FDP nur bedingt zufrieden mit den Ratsentscheidungen
Mit Erleichterung nimmt die FDP-Ratsgruppe zur Kenntnis, dass die Vorlage zum Haushaltsplan der LEVI „zumindest dahingehend überarbeitet“ worden sei, dass die Projekte Corner 82 und City C nicht zum Erliegen kommen: „Alles andere wäre aus unserer Sicht nicht vertretbar gewesen. Gleichwohl bleibt nach der missglückten ursprünglichen Verwaltungsvorlage ein deutlicher Vertrauensschaden zurück“, unterstreicht die FDP Leverkusen in ihrer Pressemitteilung und ergänzt: „Das hätte in einem Desaster enden können“, so Valeska Hansen, Sprecherin der FDP-Ratsgruppe. „Warum die Verwaltung diese Vorlage nicht frühzeitig und eng mit der LEVI abgestimmt hat, ist für uns nach wie vor nicht nachvollziehbar.“
Auch die Neuordnung der Verwaltung im Zuge der Abwahl des Kämmerers sei unzureichend vorbereitet gewesen, monieren die Freien Demokraten: „Die daraus resultierende Beanstandung durch die Bezirksregierung spricht eine klare Sprache. Die Verringerung der Dezernate entspricht zwar einer langjährigen Forderung der FDP, sie muss jedoch rechtssicher und mit der gebotenen Sorgfalt umgesetzt werden“, schreibt die Fraktion dazu.

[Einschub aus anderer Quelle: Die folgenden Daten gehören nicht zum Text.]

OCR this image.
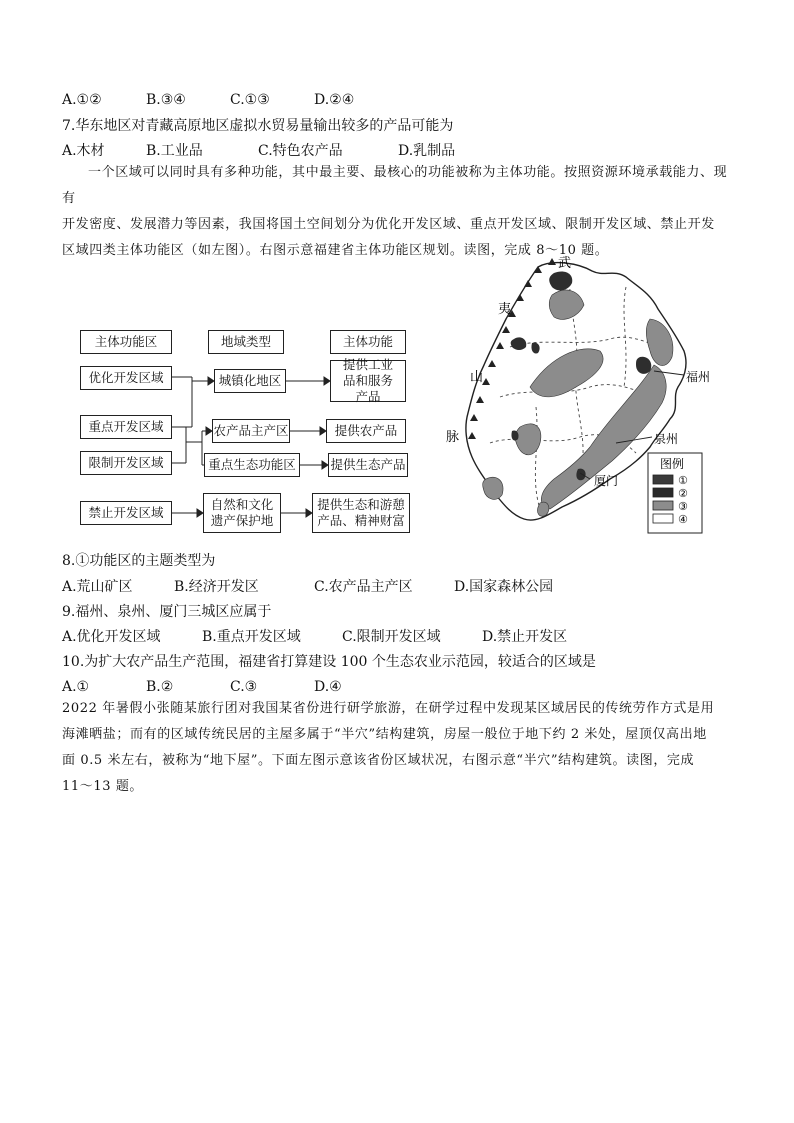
A.①②	B.③④	C.①③	D.②④
7.华东地区对青藏高原地区虚拟水贸易量输出较多的产品可能为
A.木材	B.工业品	C.特色农产品	D.乳制品

一个区域可以同时具有多种功能，其中最主要、最核心的功能被称为主体功能。按照资源环境承载能力、现有

开发密度、发展潜力等因素，我国将国土空间划分为优化开发区域、重点开发区域、限制开发区域、禁止开发

区域四类主体功能区（如左图）。右图示意福建省主体功能区规划。读图，完成 8～10 题。

主体功能区	地域类型	主体功能
优化开发区域
重点开发区域
限制开发区域
禁止开发区域
城镇化地区
农产品主产区
重点生态功能区
自然和文化遗产保护地
提供工业品和服务产品
提供农产品
提供生态产品
提供生态和游憩产品、精神财富
武
夷
山
脉
福州
泉州
厦门
图例
①
②
③
④
8.①功能区的主题类型为
A.荒山矿区	B.经济开发区	C.农产品主产区	D.国家森林公园
9.福州、泉州、厦门三城区应属于
A.优化开发区域	B.重点开发区域	C.限制开发区域	D.禁止开发区
10.为扩大农产品生产范围，福建省打算建设 100 个生态农业示范园，较适合的区域是
A.①	B.②	C.③	D.④

2022 年暑假小张随某旅行团对我国某省份进行研学旅游，在研学过程中发现某区域居民的传统劳作方式是用

海滩晒盐；而有的区域传统民居的主屋多属于“半穴”结构建筑，房屋一般位于地下约 2 米处，屋顶仅高出地

面 0.5 米左右，被称为“地下屋”。下面左图示意该省份区域状况，右图示意“半穴”结构建筑。读图，完成

11～13 题。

Bei der Versorgung von Kleinkindern und ihren Eltern mit KiTa-Plätzen sehen die Freien Demokraten sogar einen Rückschritt. Sie bedauern die Aufgabe des Projekts an der Weinhäuserstraße in Hitdorf: „Auch die Vorlage zur KiTa an der Dhünnstraße in Wiesdorf konnte in der vorgelegten Form nicht überzeugen. Ziel bleibt es, dort wieder eine KiTa einzurichten. Der von der FDP mitgetragene Änderungsantrag führt zwar zu Verzögerungen, eröffnet aber die Chance auf eine qualitativ bessere Lösung.“
Die Grundsatzbeschlüsse zur Sanierung von drei Grundschulen seien ungeachtet der angespannten Haushaltslage zwingend erforderlich, so die FDP Leverkusen.
Für zusätzliche Irritation habe die Diskussion um eine mögliche Überwachung bei der Gartengestaltung gesorgt, bei der zur Unterbindung von Schottergärten eine Kontrolle – notfalls mittels Drohnen und Kameras – thematisiert wurde, statt zunächst auf Information und Dialog zu setzen, wie die FDP betont und diese Maßnahmen für deutlich überzogen hält: „Das ausgeprägte Misstrauen mancher Ratsmitglieder gegenüber den Bürgerinnen und Bürgern ist dabei kaum zu übersehen“, so Valeska Hansen.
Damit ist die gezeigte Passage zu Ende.